Es menester, entonces, proceder de acuerdo con lo señalado, para que el a quo evalúe el fondo de los cargos formulados en la demanda contra la resolución acusada, según se expondrá en la parte resolutiva de esta providencia.

En mérito de lo expuesto, el Consejo de Estado, Sala de lo Contencioso Administrativo, Sección Primera, administrando justicia en nombre de la República y por autoridad de la ley.

FALLA:

REVÓCASE la sentencia de 2 de noviembre de 2010, proferida por el Tribunal Administrativo del Valle del Cauca, para disponer, en su lugar, que el a quo se pronuncie de fondo respecto de las pretensiones de la demanda.

Ejecutoriada esta providencia, devuélvase el expediente al tribunal de origen.

Cópiese, notifíquese y cúmplase.

Se deja constancia de que la anterior sentencia fue leída, discutida y aprobada por la Sala en sesión de la fecha».

(3) Folios 1 a 8 del cuaderno 1 del expediente.

(4) Folios 62 a 69 del cuaderno 1 del expediente.

(5) “ART. 23.—Derogatoria y vigencia.
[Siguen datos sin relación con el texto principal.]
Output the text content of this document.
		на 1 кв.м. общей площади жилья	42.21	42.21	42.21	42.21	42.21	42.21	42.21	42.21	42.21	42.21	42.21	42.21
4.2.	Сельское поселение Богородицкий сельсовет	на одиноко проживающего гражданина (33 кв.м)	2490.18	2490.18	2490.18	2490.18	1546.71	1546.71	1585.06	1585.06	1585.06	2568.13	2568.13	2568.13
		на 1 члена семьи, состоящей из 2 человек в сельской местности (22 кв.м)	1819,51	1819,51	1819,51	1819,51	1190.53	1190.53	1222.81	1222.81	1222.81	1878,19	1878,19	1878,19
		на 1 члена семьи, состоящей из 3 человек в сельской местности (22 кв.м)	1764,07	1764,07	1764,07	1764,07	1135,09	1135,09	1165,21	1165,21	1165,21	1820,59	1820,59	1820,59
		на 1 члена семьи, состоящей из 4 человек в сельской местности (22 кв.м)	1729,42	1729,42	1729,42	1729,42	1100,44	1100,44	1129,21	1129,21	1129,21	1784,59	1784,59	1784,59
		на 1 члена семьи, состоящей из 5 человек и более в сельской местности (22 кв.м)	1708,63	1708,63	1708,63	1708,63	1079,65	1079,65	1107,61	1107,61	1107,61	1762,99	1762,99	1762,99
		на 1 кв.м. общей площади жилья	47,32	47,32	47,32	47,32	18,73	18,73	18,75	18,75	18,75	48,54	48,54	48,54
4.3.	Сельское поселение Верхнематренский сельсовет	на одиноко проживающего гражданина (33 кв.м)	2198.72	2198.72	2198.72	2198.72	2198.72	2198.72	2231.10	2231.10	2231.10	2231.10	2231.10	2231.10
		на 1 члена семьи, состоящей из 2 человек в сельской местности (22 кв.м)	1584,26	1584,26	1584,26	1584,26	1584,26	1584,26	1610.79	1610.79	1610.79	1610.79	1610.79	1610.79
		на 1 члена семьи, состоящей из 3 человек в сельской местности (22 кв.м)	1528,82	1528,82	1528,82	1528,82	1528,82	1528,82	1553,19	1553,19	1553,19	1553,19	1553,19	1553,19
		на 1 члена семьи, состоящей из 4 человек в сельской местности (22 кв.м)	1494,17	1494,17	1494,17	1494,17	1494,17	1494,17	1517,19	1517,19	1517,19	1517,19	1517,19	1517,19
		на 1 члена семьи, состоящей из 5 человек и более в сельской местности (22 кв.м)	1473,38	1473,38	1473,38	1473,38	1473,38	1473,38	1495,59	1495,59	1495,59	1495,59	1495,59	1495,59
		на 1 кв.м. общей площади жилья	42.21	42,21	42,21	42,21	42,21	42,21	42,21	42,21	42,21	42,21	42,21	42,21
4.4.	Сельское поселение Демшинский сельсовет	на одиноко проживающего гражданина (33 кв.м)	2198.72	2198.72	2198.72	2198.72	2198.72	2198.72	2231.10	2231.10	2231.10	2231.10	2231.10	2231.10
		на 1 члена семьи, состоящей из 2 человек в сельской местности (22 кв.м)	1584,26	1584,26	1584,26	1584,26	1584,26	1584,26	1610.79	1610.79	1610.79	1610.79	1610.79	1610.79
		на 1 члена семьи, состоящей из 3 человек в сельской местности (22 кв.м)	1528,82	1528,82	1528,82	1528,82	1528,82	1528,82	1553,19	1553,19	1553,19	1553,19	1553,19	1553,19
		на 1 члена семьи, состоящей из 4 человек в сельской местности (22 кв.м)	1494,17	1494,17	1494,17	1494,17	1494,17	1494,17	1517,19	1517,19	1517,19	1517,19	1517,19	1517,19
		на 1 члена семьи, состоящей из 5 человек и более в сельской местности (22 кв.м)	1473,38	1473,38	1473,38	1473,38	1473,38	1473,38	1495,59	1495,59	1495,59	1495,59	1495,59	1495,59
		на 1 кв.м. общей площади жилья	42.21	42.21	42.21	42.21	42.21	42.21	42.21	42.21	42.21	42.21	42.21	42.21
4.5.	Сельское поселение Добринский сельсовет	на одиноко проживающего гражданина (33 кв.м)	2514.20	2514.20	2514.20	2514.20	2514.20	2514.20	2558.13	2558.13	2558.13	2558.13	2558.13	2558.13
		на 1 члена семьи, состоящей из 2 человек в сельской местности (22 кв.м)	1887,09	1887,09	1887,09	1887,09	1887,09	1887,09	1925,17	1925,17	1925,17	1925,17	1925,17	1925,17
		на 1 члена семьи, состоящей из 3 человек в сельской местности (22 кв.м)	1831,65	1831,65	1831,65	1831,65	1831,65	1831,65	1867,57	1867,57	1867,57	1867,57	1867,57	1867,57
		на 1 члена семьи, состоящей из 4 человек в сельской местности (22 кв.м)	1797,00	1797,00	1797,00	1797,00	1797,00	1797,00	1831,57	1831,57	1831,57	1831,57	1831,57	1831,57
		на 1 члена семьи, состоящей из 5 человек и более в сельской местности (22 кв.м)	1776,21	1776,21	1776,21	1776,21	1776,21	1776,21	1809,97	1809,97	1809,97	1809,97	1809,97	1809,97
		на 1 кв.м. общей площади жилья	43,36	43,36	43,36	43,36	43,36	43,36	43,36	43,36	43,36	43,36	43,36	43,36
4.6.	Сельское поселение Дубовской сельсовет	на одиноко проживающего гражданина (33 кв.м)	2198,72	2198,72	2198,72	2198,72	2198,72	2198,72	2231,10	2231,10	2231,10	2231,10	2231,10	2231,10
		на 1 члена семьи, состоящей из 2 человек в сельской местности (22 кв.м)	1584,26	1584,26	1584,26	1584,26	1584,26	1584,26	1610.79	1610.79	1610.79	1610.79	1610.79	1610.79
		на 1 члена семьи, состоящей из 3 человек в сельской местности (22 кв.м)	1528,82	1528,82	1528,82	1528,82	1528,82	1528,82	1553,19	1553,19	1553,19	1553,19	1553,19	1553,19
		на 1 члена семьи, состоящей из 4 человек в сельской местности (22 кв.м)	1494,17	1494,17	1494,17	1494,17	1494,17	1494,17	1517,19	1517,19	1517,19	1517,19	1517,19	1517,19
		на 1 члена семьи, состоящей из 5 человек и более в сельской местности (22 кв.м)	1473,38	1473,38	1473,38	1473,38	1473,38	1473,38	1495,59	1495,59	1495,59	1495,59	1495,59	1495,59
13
La presente resolución rige a partir de la fecha de su publicación, y deroga la Resolución 100-28.02 011 de septiembre 22 de 2005, y demás disposiciones que le sean contrarias”.

(6) “Oportunidad. La revocación directa podrá cumplirse en cualquier tiempo, inclusive en relación con actos en firme o aun cuando se haya acudido a los tribunales contencioso administrativos, siempre que en este último caso no se haya dictado auto admisorio de la demanda...” (resaltado fuera de texto).

(7) Sobre la improcedencia de argumentos nuevos en el recurso de alzada léase la sentencia de esta Sección de 14 de marzo de 2002, Expediente 2000-0212, M.P. Olga Inés Navarrete. Asimismo, consúltese la sentencia de 20 de octubre de 2011, Expediente 2003 01631 02, M.P. Marco Antonio Velilla Moreno.

(8) Folio 47 del cuaderno 1 del expediente.

(9) Folio 106 del cuaderno 1 del expediente.